On Apophenia and Separation

Creativity is the power to connect the seemingly unconnected.
- William Plomer


Coined by Klaus Conrad in 1958, apophenia is defined as the, "unmotivated seeing of connections [accompanied by] a specific feeling of abnormal meaningfulness." With increasing cultural interconnectivity due to a blurring of national boundaries and constant economic flow worldwide, apophenia becomes a more common occurrence within members of a community, especially in places where that culture is displayed with great luster and frequency.

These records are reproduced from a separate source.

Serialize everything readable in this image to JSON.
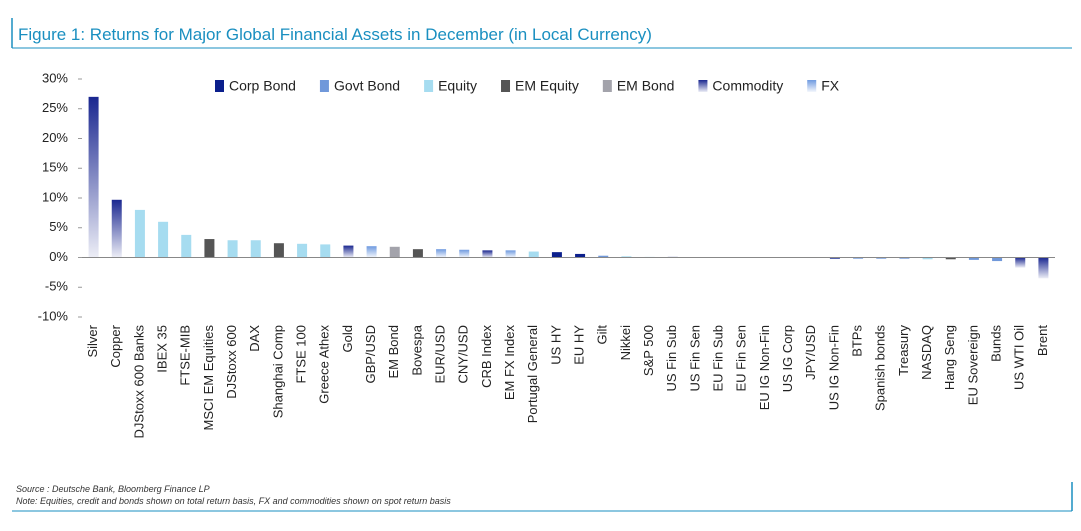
{
  "chart_data": {
    "type": "bar",
    "title": "Figure 1: Returns for Major Global Financial Assets in December (in Local Currency)",
    "categories": [
      "Silver",
      "Copper",
      "DJStoxx 600 Banks",
      "IBEX 35",
      "FTSE-MIB",
      "MSCI EM Equities",
      "DJStoxx 600",
      "DAX",
      "Shanghai Comp",
      "FTSE 100",
      "Greece Athex",
      "Gold",
      "GBP/USD",
      "EM Bond",
      "Bovespa",
      "EUR/USD",
      "CNY/USD",
      "CRB Index",
      "EM FX Index",
      "Portugal General",
      "US HY",
      "EU HY",
      "Gilt",
      "Nikkei",
      "S&P 500",
      "US Fin Sub",
      "US Fin Sen",
      "EU Fin Sub",
      "EU Fin Sen",
      "EU IG Non-Fin",
      "US IG Corp",
      "JPY/USD",
      "US IG Non-Fin",
      "BTPs",
      "Spanish bonds",
      "Treasury",
      "NASDAQ",
      "Hang Seng",
      "EU Sovereign",
      "Bunds",
      "US WTI Oil",
      "Brent"
    ],
    "series": [
      {
        "name": "Corp Bond",
        "color": "#0b1f8c",
        "values": [
          null,
          null,
          null,
          null,
          null,
          null,
          null,
          null,
          null,
          null,
          null,
          null,
          null,
          null,
          null,
          null,
          null,
          null,
          null,
          null,
          0.9,
          0.6,
          null,
          null,
          null,
          0.1,
          0.05,
          0.05,
          0.05,
          0,
          -0.05,
          null,
          -0.2,
          null,
          null,
          null,
          null,
          null,
          null,
          null,
          null,
          null
        ]
      },
      {
        "name": "Govt Bond",
        "color": "#7098da",
        "values": [
          null,
          null,
          null,
          null,
          null,
          null,
          null,
          null,
          null,
          null,
          null,
          null,
          null,
          null,
          null,
          null,
          null,
          null,
          null,
          null,
          null,
          null,
          0.3,
          null,
          null,
          null,
          null,
          null,
          null,
          null,
          null,
          null,
          null,
          -0.2,
          -0.2,
          -0.2,
          null,
          null,
          -0.4,
          -0.6,
          null,
          null
        ]
      },
      {
        "name": "Equity",
        "color": "#a6dcf0",
        "values": [
          null,
          null,
          8,
          6,
          3.8,
          null,
          2.9,
          2.9,
          null,
          2.3,
          2.2,
          null,
          null,
          null,
          null,
          null,
          null,
          null,
          null,
          1.0,
          null,
          null,
          null,
          0.2,
          0.1,
          null,
          null,
          null,
          null,
          null,
          null,
          null,
          null,
          null,
          null,
          null,
          -0.3,
          null,
          null,
          null,
          null,
          null
        ]
      },
      {
        "name": "EM Equity",
        "color": "#555555",
        "values": [
          null,
          null,
          null,
          null,
          null,
          3.1,
          null,
          null,
          2.4,
          null,
          null,
          null,
          null,
          null,
          1.4,
          null,
          null,
          null,
          null,
          null,
          null,
          null,
          null,
          null,
          null,
          null,
          null,
          null,
          null,
          null,
          null,
          null,
          null,
          null,
          null,
          null,
          null,
          -0.3,
          null,
          null,
          null,
          null
        ]
      },
      {
        "name": "EM Bond",
        "color": "#a3a3ab",
        "values": [
          null,
          null,
          null,
          null,
          null,
          null,
          null,
          null,
          null,
          null,
          null,
          null,
          null,
          1.8,
          null,
          null,
          null,
          null,
          null,
          null,
          null,
          null,
          null,
          null,
          null,
          null,
          null,
          null,
          null,
          null,
          null,
          null,
          null,
          null,
          null,
          null,
          null,
          null,
          null,
          null,
          null,
          null
        ]
      },
      {
        "name": "Commodity",
        "color": "#1a2790",
        "gradient": true,
        "values": [
          27,
          9.7,
          null,
          null,
          null,
          null,
          null,
          null,
          null,
          null,
          null,
          2.0,
          null,
          null,
          null,
          null,
          null,
          1.2,
          null,
          null,
          null,
          null,
          null,
          null,
          null,
          null,
          null,
          null,
          null,
          null,
          null,
          null,
          null,
          null,
          null,
          null,
          null,
          null,
          null,
          null,
          -1.7,
          -3.5
        ]
      },
      {
        "name": "FX",
        "color": "#6f9ae0",
        "gradient": true,
        "values": [
          null,
          null,
          null,
          null,
          null,
          null,
          null,
          null,
          null,
          null,
          null,
          null,
          1.9,
          null,
          null,
          1.4,
          1.3,
          null,
          1.2,
          null,
          null,
          null,
          null,
          null,
          null,
          null,
          null,
          null,
          null,
          null,
          null,
          -0.1,
          null,
          null,
          null,
          null,
          null,
          null,
          null,
          null,
          null,
          null
        ]
      }
    ],
    "ylim": [
      -10,
      30
    ],
    "yticks": [
      {
        "value": -10,
        "label": "-10%"
      },
      {
        "value": -5,
        "label": "-5%"
      },
      {
        "value": 0,
        "label": "0%"
      },
      {
        "value": 5,
        "label": "5%"
      },
      {
        "value": 10,
        "label": "10%"
      },
      {
        "value": 15,
        "label": "15%"
      },
      {
        "value": 20,
        "label": "20%"
      },
      {
        "value": 25,
        "label": "25%"
      },
      {
        "value": 30,
        "label": "30%"
      }
    ],
    "source": "Source : Deutsche Bank, Bloomberg Finance LP",
    "note": "Note: Equities, credit and bonds shown on total return basis, FX and commodities shown on spot return basis"
  }
}
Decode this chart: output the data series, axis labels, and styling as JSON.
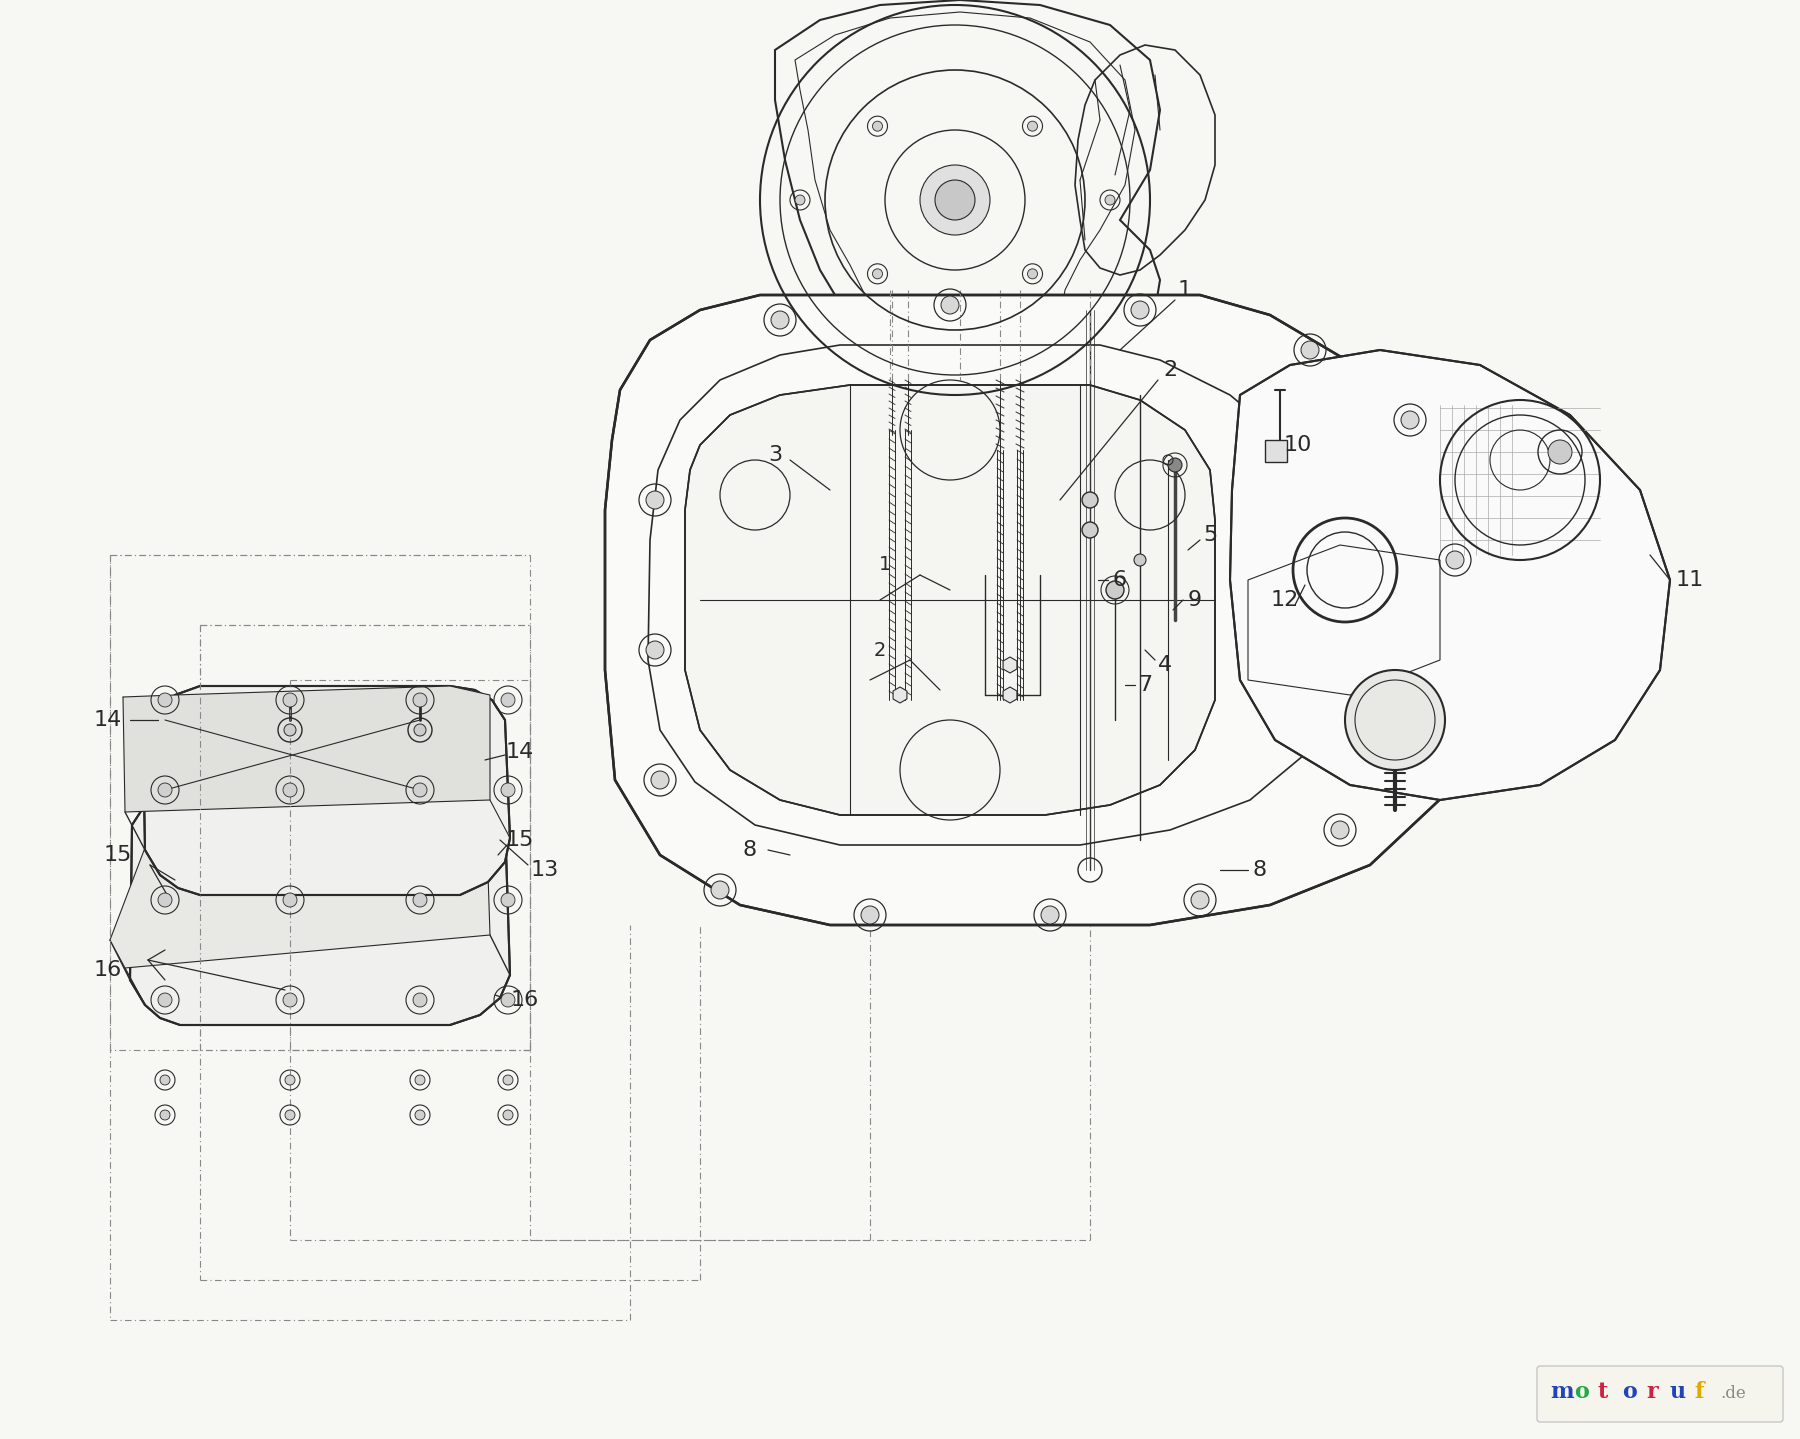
{
  "background_color": "#f7f7f4",
  "line_color": "#2a2a2a",
  "dashed_color": "#888888",
  "watermark_letters": [
    "m",
    "o",
    "t",
    "o",
    "r",
    "u",
    "f"
  ],
  "watermark_colors": [
    "#2244bb",
    "#22aa44",
    "#cc2244",
    "#2244bb",
    "#cc2244",
    "#2244bb",
    "#ddaa00"
  ],
  "figsize": [
    18.0,
    14.39
  ],
  "dpi": 100
}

The result? From a cultural studies standpoint, the result is an increasing sense of meaninglessness due to erroneous connections. Erroneous connections such as this:





"I kissed a girl and I like it" is here the song that the Pied Piper plays where little kids come to learn. Whether this is wrong or right, worth teaching kids or not, is not the issue that the conjoining of Katy Perry's lusty style with Elmo's fuzzy teachings yields. What it does do is raise the bar in thinking about how collective community consciousness is affected by putting together two different cultural messages into one outlet. Apophenia occurs here by fusing the budding sexuality of adolescence with the benevolence of learning the ABCs. What kind of a person is this directed to? Have adolescents forgotten their ABCs, or are babies now "experimenting?"

The interconnectedness of thought that cyberspace and the digital age have brought upon humankind is both a prosperous component to our intellectual advancement, but nonetheless poses problems that have yet to be solved. When is the abyss of creativity, that boundless realm where connections are made between the seemingly unconnected, abandoned for pragmatism? In short, when does one autonomize, and feel that own connections and own thought should take precedence over the collective melting pot of something like a cyber community?

By developing skills to turn apophenia into actualized items of commercial use, man arrives in the conversation with his new digital world. This includes business plan development, marketing strategy, and product design. Without having a working knowledge of how to turn apophenic experience into something tangible, man will become exhausted by his tailspin, lose his will, and with that his effort, his thought, and his happiness. How unique is it in the history of work that the same object used for entertainment and pleasure is also a tool for finding work? How contradictory is it that the same place where one goes to find the most whacky videos, music and images, is also where he finds his purpose?